Hacía dos días que había regresado a la ciudad, y se había recluido en su casa. Miraba televisión, y cuando volvían los chicos simulaba. Con su mujer, un silencio raro. Sólo conversaciones cotidianas, y ella desviaba la mirada, por encima de su hombro, o por ahí. No lo miró más a los ojos.

Mientras consideraba opciones seguía mirando el teléfono. En el chat se habían puesto en celeste las dos tildes: una de las nuevas formas de la indiferencia. Es como si alguien te estuviera mirando a la cara, te escuchara, y no decidiera no responder, pensó.

Con sus colabores más cercanos no había querido hablar todavía. Primero quería hacer control de daños más arriba. Le molestaba la tibieza en lo más alto de la jerarquía; el silencio, podía llegar a entenderlo, era un contexto difícil, pero nunca hubiera esperado la tibieza en él. En política, a veces se tiene la idea de que no hablando de los temas desaparecen. Él lo había hecho también alguna vez.

Mejor lo llamo al Gordo, se dijo. Con él habían armado un vínculo más estrecho, y además no se asustaría ante un contratiempo como el que le había pasado a él. Llamó, pero el Gordo no respondió. Podía justificarlo, era un dirigente activo, ocupado.

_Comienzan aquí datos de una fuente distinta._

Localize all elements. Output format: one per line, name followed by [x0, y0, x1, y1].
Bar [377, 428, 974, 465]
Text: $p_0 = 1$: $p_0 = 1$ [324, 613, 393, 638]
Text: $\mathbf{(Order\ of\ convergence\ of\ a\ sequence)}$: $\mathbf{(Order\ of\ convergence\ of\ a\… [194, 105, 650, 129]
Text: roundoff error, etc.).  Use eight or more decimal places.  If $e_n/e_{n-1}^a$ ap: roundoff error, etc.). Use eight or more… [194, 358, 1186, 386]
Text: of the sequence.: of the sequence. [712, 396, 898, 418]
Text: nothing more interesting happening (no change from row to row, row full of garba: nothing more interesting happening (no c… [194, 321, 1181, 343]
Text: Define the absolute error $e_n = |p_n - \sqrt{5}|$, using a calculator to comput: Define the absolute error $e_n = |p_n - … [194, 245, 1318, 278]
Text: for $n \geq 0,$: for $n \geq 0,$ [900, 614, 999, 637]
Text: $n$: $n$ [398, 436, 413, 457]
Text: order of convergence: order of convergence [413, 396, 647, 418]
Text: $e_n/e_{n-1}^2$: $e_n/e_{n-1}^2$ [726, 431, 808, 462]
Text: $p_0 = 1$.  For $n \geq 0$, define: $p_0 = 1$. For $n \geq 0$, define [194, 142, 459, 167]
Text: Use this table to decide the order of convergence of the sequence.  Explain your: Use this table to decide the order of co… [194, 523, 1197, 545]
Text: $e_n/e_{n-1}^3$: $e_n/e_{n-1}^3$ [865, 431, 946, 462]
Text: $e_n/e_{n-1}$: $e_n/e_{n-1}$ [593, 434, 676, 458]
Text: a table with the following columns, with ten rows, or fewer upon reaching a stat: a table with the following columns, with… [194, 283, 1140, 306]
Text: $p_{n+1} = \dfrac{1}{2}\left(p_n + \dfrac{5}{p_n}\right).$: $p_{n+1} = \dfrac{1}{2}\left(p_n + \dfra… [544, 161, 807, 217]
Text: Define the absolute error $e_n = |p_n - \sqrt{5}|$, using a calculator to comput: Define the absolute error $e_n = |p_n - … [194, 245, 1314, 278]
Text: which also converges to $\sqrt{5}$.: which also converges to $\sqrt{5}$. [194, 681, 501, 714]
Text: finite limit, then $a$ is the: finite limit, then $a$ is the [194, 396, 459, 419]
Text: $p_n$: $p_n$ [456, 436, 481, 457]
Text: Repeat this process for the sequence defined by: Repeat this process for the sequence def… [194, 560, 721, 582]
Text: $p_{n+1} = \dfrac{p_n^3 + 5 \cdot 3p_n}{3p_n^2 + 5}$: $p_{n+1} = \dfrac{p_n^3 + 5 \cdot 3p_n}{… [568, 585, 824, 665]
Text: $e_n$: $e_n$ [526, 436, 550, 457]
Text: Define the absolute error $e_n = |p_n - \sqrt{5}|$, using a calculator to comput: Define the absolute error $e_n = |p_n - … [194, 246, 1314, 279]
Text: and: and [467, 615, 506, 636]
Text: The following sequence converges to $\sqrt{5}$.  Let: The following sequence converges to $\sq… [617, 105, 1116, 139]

Empezó a pensar en que quizá no haya vuelta atrás. Si sus aliados no le respondían, ya habían tomado posición. Es uno de estos casos donde no importa la verdad, sino lo que ya todos creen que es verdad; ante eso es poco lo que se puede hacer. En el fondo lo sabía, pero no quería creerlo.

Pensaba. La soledad es también la contracara del poder. Porque el poder siempre viene con mucha gente alrededor. Hay pequeñas cosas, detalles ínfimos que son gloriosos: te llaman para pedirte una entrada de esas que no se consiguen, y vos tenés; están todos los números en tu agenda, podés estacionar en cualquier lado, te invitan a lugares y no vas, y -como le están haciendo ahora- te das el lujo de decidir a quién atenderle el teléfono… Son pavadas, pero que generan una adicción enorme.

– ¿Sabés qué es la soledad? Haber sido y ya no ser.

Se lo dijo en voz alta al teléfono: al Gordo, a las tildes azules y los que ahora lo ignoraban. Y seguramente también a él mismo.

Estaban por llegar los chicos, y había que mostrarse sereno, tranquilo y sin presiones. Igual que ante la prensa.